Apple’s iOS software has come a long way since the original iPhone was unveiled in 2007 revolutionizing smartphones forever. A new report now sheds some light on how vastly different the handset could have been if the company had decided to go down a more iPod-esque route.
Apple’s hyper-secretive nature has meant that very little was known about the brand’s pre-iOS efforts. This isn’t the case anymore since serial leakster Sonny Dickson has gotten his hands on videos and images of prototype software internally called Acorn OS, so named because of the acorn that showed up when booting the handset.
Acorn OS is basically a virtual version of Apple’s iPods, complete with a digital click wheel occupying the bottom half of the screen.
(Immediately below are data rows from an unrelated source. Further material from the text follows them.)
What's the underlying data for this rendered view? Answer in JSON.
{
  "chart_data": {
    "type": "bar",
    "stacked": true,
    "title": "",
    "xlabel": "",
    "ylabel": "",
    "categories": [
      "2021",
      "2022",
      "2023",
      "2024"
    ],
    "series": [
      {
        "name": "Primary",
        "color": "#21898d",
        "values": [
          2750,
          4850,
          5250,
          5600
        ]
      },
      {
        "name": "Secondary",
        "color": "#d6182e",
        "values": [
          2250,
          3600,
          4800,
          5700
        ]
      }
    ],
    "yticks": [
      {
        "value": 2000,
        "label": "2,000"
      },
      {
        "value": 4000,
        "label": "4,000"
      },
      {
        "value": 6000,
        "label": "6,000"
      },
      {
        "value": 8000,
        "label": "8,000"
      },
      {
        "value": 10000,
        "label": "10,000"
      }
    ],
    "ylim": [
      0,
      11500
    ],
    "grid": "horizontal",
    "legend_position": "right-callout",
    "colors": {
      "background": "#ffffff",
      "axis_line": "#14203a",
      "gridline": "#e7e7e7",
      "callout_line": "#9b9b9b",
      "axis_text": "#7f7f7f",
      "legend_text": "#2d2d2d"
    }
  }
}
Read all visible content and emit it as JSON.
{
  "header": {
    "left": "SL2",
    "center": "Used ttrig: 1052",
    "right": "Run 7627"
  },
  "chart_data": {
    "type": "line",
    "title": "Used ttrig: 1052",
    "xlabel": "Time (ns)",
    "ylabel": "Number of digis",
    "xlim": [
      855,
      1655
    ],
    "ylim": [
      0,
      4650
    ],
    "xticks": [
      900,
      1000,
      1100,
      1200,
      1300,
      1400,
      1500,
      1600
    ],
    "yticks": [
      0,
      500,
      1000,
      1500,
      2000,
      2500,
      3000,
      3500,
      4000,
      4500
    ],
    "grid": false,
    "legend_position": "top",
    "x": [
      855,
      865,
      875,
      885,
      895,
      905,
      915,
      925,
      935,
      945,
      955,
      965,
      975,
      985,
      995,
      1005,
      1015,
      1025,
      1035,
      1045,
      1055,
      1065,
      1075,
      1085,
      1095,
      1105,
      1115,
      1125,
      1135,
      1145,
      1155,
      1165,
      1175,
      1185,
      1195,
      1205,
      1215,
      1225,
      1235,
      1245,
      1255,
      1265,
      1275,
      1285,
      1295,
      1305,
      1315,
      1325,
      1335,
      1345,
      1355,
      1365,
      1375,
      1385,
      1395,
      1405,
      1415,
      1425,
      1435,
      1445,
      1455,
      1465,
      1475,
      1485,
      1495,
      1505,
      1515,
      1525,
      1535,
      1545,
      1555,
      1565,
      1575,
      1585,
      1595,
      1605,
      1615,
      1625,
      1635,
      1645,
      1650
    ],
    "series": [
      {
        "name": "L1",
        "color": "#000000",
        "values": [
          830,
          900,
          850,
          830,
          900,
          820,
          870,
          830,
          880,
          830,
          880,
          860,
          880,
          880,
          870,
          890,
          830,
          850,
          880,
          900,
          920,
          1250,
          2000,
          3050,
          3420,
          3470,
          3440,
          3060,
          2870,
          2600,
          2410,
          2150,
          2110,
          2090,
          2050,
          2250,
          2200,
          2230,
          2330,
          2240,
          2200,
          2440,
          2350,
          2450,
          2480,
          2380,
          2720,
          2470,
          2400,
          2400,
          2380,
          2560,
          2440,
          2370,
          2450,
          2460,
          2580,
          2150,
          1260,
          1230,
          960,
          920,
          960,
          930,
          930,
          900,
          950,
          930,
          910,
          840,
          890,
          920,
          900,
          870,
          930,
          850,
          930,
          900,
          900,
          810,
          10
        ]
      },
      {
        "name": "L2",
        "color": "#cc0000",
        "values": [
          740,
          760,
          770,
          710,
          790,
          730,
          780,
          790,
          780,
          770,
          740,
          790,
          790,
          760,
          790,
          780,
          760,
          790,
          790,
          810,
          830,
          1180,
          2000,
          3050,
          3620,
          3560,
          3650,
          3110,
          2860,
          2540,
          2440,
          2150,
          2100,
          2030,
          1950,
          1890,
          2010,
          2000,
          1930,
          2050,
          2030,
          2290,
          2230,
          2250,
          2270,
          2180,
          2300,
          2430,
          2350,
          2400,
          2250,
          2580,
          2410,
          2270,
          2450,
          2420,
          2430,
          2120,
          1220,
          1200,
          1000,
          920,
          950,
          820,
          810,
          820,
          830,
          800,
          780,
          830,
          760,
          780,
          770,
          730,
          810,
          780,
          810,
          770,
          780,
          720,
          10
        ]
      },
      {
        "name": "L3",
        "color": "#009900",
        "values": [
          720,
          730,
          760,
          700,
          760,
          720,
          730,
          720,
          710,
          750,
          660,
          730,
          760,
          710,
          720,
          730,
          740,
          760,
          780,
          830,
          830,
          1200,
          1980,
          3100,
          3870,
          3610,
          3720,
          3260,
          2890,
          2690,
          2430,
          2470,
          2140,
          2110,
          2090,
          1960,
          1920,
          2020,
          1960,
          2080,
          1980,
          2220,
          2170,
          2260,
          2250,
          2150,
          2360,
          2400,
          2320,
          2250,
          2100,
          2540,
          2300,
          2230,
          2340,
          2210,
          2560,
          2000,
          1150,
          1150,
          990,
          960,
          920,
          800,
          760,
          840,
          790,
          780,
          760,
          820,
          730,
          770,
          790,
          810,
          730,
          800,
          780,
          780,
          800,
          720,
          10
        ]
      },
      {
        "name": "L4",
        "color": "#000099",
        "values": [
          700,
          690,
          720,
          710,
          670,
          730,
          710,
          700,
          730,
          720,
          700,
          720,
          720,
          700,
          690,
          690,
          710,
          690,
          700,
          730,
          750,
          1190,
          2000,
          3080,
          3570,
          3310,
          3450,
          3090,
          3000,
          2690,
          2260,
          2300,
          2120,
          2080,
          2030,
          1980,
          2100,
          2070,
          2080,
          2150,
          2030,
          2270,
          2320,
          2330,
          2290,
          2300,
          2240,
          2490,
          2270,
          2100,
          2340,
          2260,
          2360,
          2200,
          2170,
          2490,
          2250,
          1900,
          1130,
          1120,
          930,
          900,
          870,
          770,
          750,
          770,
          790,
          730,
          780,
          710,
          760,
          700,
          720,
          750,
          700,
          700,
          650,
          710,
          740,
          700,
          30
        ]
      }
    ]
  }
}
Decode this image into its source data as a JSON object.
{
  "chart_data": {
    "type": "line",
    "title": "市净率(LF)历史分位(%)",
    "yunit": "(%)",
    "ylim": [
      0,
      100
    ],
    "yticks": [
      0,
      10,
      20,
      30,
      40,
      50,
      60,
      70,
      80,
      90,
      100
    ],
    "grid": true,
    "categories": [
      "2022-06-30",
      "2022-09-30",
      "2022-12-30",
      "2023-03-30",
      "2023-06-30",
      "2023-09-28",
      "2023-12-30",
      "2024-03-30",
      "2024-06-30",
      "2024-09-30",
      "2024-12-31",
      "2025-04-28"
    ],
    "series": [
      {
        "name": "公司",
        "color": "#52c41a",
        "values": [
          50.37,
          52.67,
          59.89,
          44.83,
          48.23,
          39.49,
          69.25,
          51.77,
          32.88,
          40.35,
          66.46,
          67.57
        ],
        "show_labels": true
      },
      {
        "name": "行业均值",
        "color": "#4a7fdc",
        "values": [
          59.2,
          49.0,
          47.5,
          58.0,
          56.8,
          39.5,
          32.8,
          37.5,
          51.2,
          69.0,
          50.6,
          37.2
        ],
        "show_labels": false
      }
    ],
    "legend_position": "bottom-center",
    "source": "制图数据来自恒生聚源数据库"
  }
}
The top portion was solely occupied by an interface that strongly resembled the device’s UI. As can be seen in the video below, users would have had to scroll through options such as SMS, Music, Contacts, and Dial via the circle.
Entering numbers via a wheel would have been a nightmare if implemented in modern-day iOS. Moreover, the bare-bones Acorn OS doesn’t feature a browser at all, stripping down the iPhone to act as just an upgraded iPod which can make calls.
Dickson believes very few of these Acorn OS devices are around nowadays since Apple has a tendency to destroy prototypes. He also points towards an old 2006 patent which describes such an iPod-like click wheel-carrying gadget as proof that the OS really did exist.